Hotel Loteria
Hotel Loteria is a site-specific theatre experience in a secret location and is performed in English and Norwegian.
18+. Bring a game or your mother.
The performance was produced in Mexico in 2017 and had its premiere during Høstscena the same year. The performance is played in a hotel, and we perform 24 hours a day.
The public orders a ticket for the performance by calling our hotel reception. There, they are checked in to a performance at a time and date that suits them.
Each performance lasts 15 - 25 minutes. Hotel Loteria consists of 10 such performances.
The role of the audience
The audience's role is redefined for each episode so that every time you seek out a new experience, it is not only a new room, a new story, but also the actor's relationship with you, the spectator, has changed. But you are never asked to play a character - you come as yourself and are yourself.

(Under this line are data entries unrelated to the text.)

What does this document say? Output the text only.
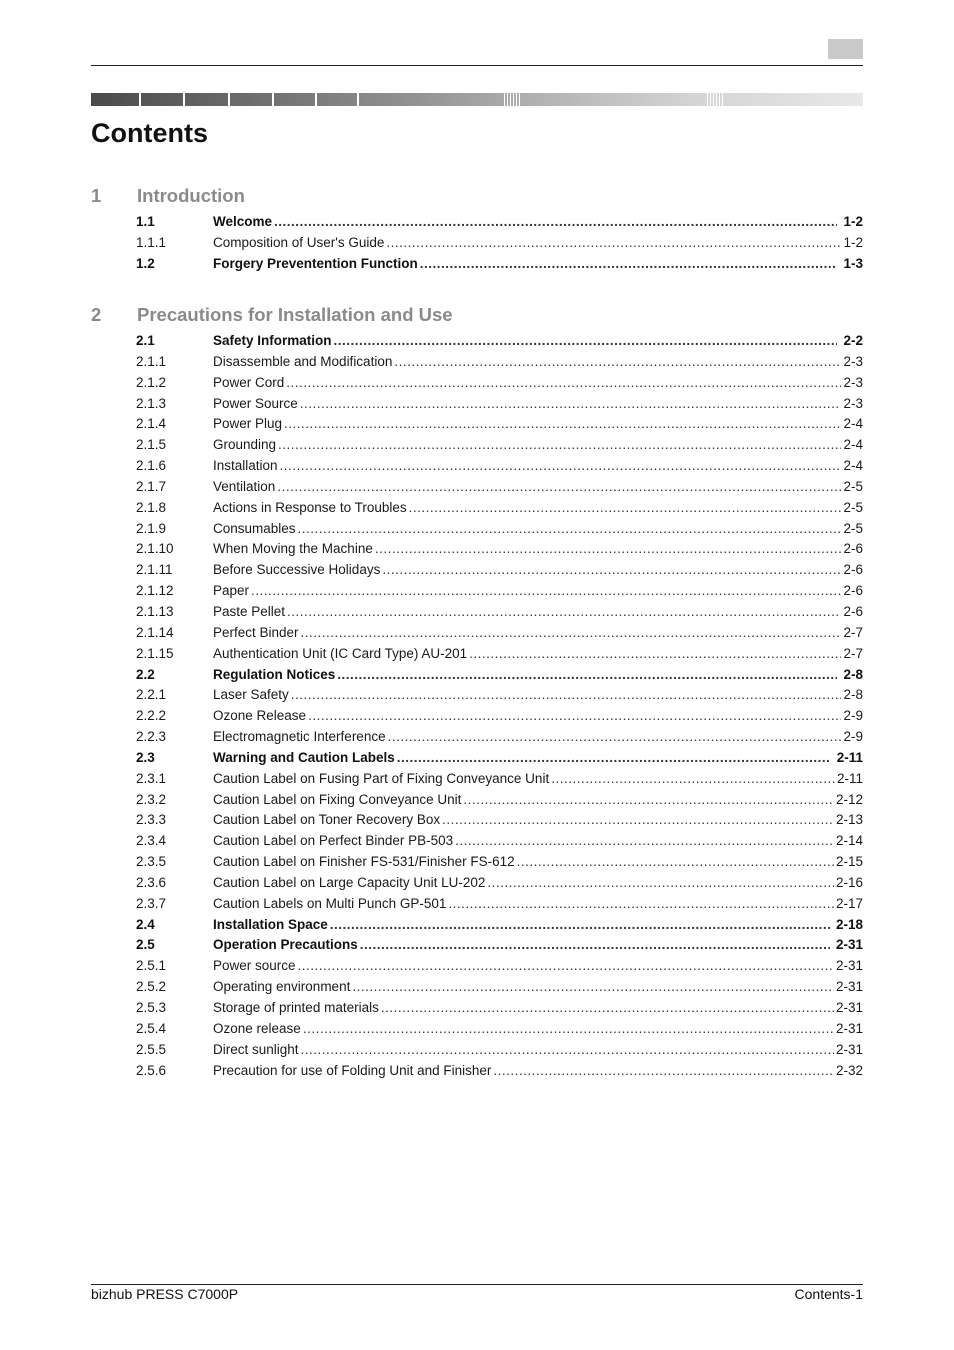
Contents
1 Introduction
1.1	Welcome .....	1-2
1.1.1	Composition of User's Guide .....	1-2
1.2	Forgery Preventention Function .....	1-3
2 Precautions for Installation and Use
2.1	Safety Information .....	2-2
2.1.1	Disassemble and Modification .....	2-3
2.1.2	Power Cord .....	2-3
2.1.3	Power Source .....	2-3
2.1.4	Power Plug .....	2-4
2.1.5	Grounding .....	2-4
2.1.6	Installation .....	2-4
2.1.7	Ventilation .....	2-5
2.1.8	Actions in Response to Troubles .....	2-5
2.1.9	Consumables .....	2-5
2.1.10	When Moving the Machine .....	2-6
2.1.11	Before Successive Holidays .....	2-6
2.1.12	Paper .....	2-6
2.1.13	Paste Pellet .....	2-6
2.1.14	Perfect Binder .....	2-7
2.1.15	Authentication Unit (IC Card Type) AU-201 .....	2-7
2.2	Regulation Notices .....	2-8
2.2.1	Laser Safety .....	2-8
2.2.2	Ozone Release .....	2-9
2.2.3	Electromagnetic Interference .....	2-9
2.3	Warning and Caution Labels .....	2-11
2.3.1	Caution Label on Fusing Part of Fixing Conveyance Unit .....	2-11
2.3.2	Caution Label on Fixing Conveyance Unit .....	2-12
2.3.3	Caution Label on Toner Recovery Box .....	2-13
2.3.4	Caution Label on Perfect Binder PB-503 .....	2-14
2.3.5	Caution Label on Finisher FS-531/Finisher FS-612 .....	2-15
2.3.6	Caution Label on Large Capacity Unit LU-202 .....	2-16
2.3.7	Caution Labels on Multi Punch GP-501 .....	2-17
2.4	Installation Space .....	2-18
2.5	Operation Precautions .....	2-31
2.5.1	Power source .....	2-31
2.5.2	Operating environment .....	2-31
2.5.3	Storage of printed materials .....	2-31
2.5.4	Ozone release .....	2-31
2.5.5	Direct sunlight .....	2-31
2.5.6	Precaution for use of Folding Unit and Finisher .....	2-32
bizhub PRESS C7000P	Contents-1
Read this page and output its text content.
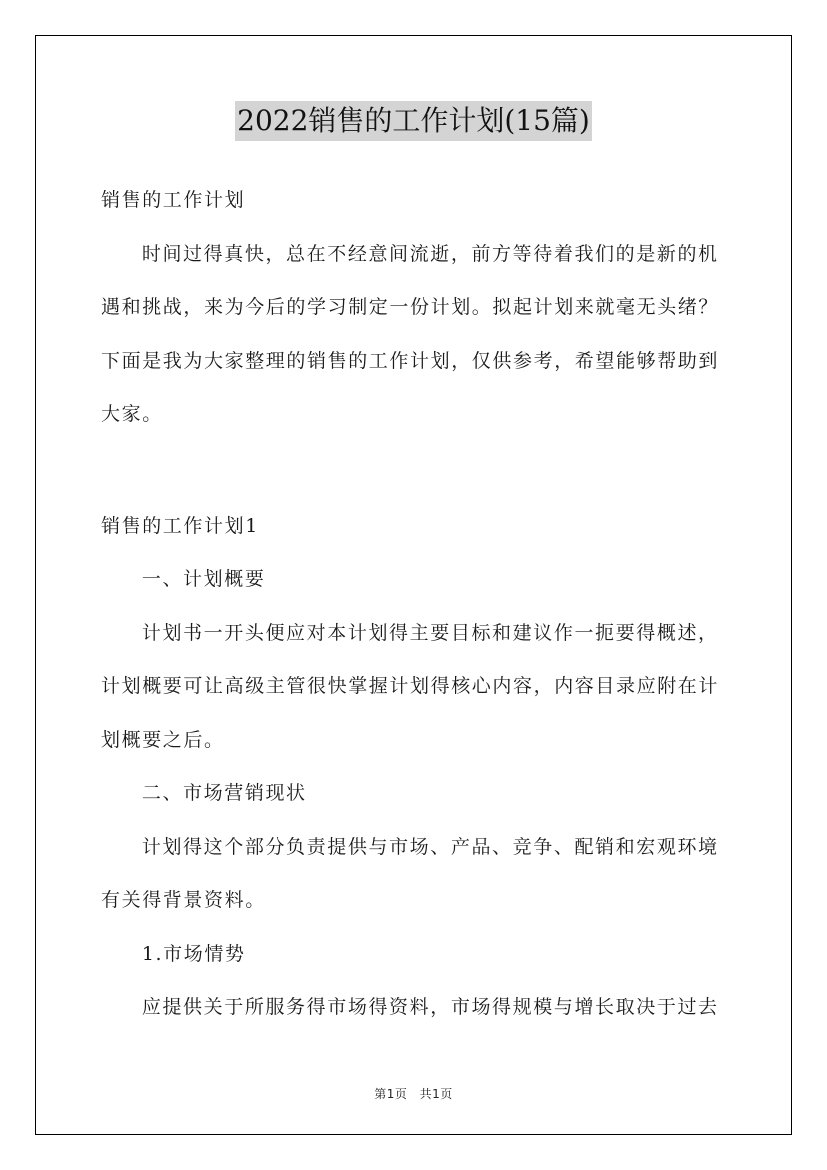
2022销售的工作计划(15篇)

销售的工作计划

时间过得真快，总在不经意间流逝，前方等待着我们的是新的机遇和挑战，来为今后的学习制定一份计划。拟起计划来就毫无头绪？下面是我为大家整理的销售的工作计划，仅供参考，希望能够帮助到大家。

销售的工作计划1

一、计划概要

计划书一开头便应对本计划得主要目标和建议作一扼要得概述，计划概要可让高级主管很快掌握计划得核心内容，内容目录应附在计划概要之后。

二、市场营销现状

计划得这个部分负责提供与市场、产品、竞争、配销和宏观环境有关得背景资料。

1.市场情势

应提供关于所服务得市场得资料，市场得规模与增长取决于过去

第1页 共1页
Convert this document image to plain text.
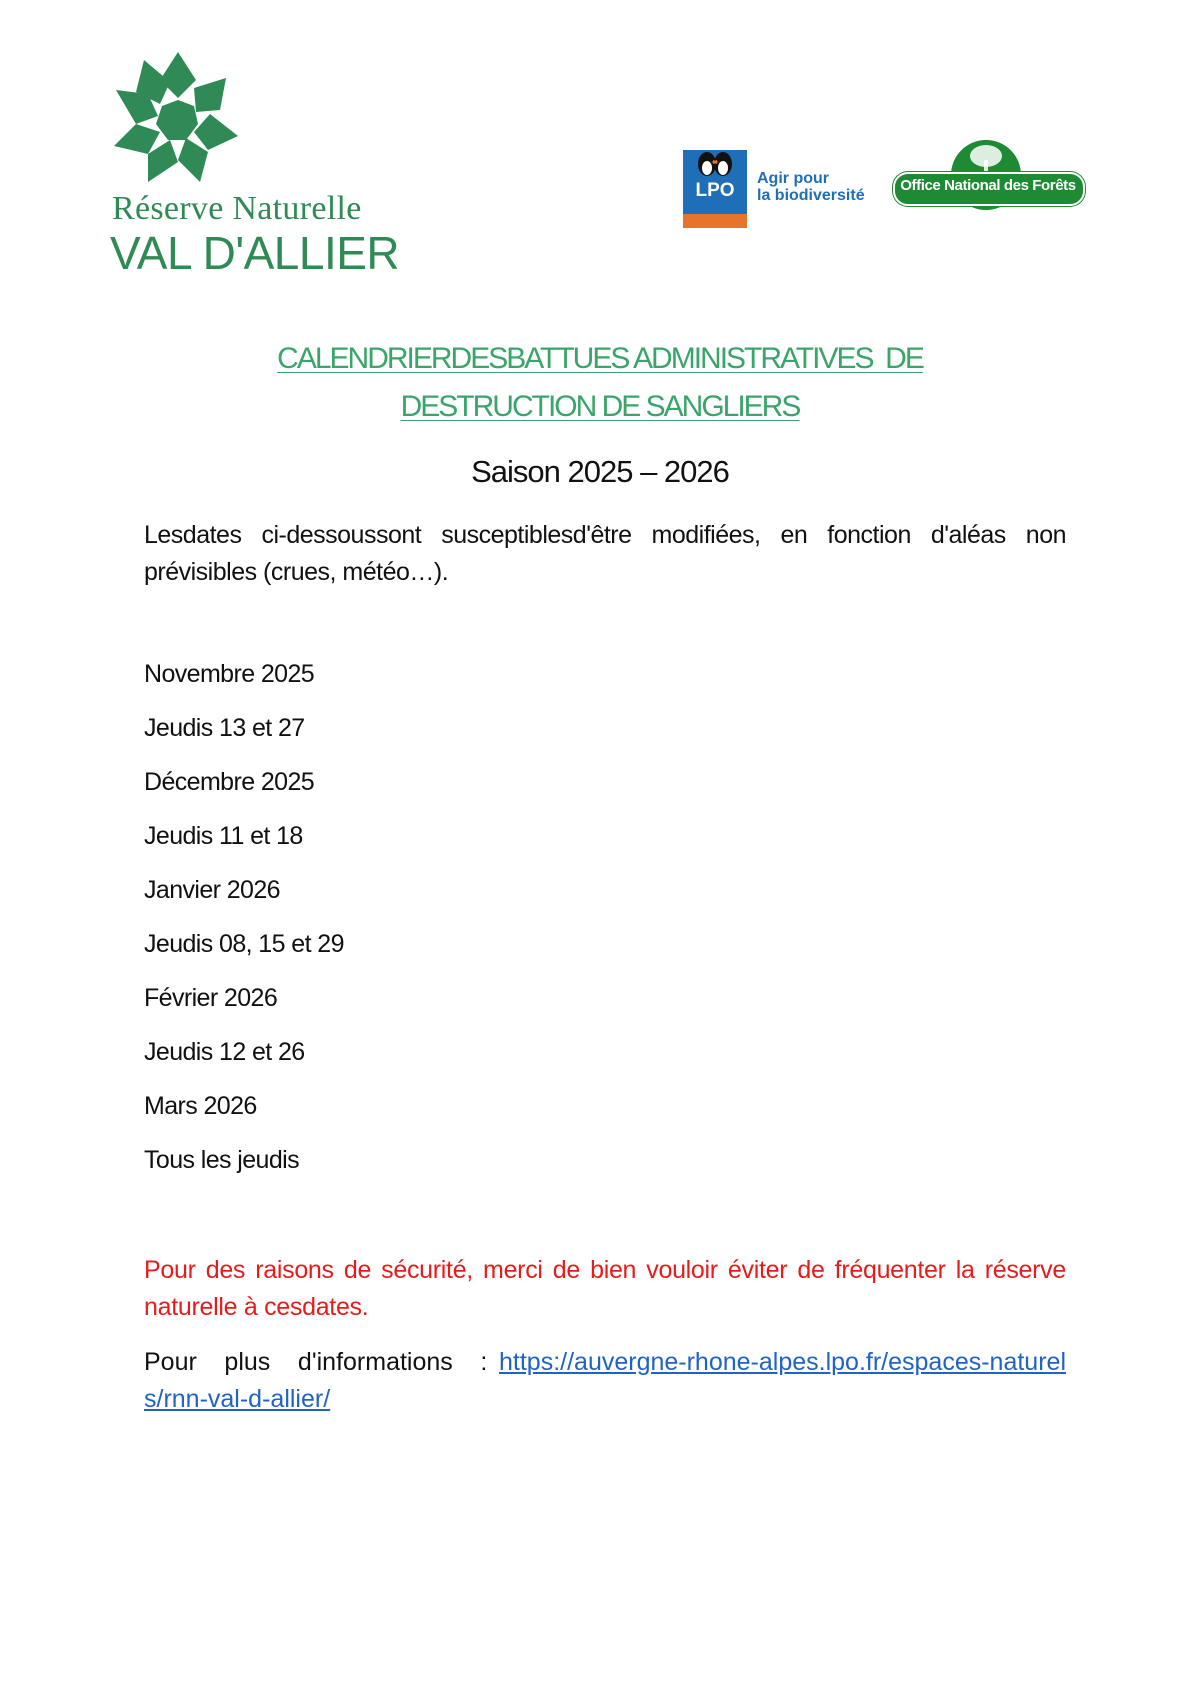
Réserve Naturelle
VAL D'ALLIER
LPO
Agir pour
la biodiversité
Office National des Forêts
CALENDRIERDESBATTUES ADMINISTRATIVES  DE
DESTRUCTION DE SANGLIERS
Saison 2025 – 2026
Lesdates ci-dessoussont susceptiblesd'être modifiées, en fonction d'aléas non prévisibles (crues, météo…).
Novembre 2025
Jeudis 13 et 27
Décembre 2025
Jeudis 11 et 18
Janvier 2026
Jeudis 08, 15 et 29
Février 2026
Jeudis 12 et 26
Mars 2026
Tous les jeudis
Pour des raisons de sécurité, merci de bien vouloir éviter de fréquenter la réserve naturelle à cesdates.
Pour plus d'informations : https://auvergne-rhone-alpes.lpo.fr/espaces-naturels/rnn-val-d-allier/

The experiences are designed to have different audience capacities - from 1 to 8 participants.
Entering a universe alone is challenging because it breaks with the herd mentality and being able to hide among others, which often happens in a traditional theatre. In contrast to a separation between stage and auditorium, the audience will help shape the encounter between the performer, the story and themselves. In the episodes themselves, we have included variations and space for improvisation with each individual spectator, which gives the experience that this was 'only for them'. It is also a challenge for the public to dare to seek out something they don't quite know what it is - what do I meet inside the hotel? Who am I and who am I meeting? Who am I experiencing this with? The audience's experience where they have to venture in completely alone or perhaps together with one other person they do not know, is different to where they are together as a group.
Our experience with this as a festival concept is that it both becomes a talking point and that those who experience one episode will want to experience all the others as well. When the audience talks about what they have experienced, they often have not experienced the same thing, and this triggers a curiosity in the festival audience.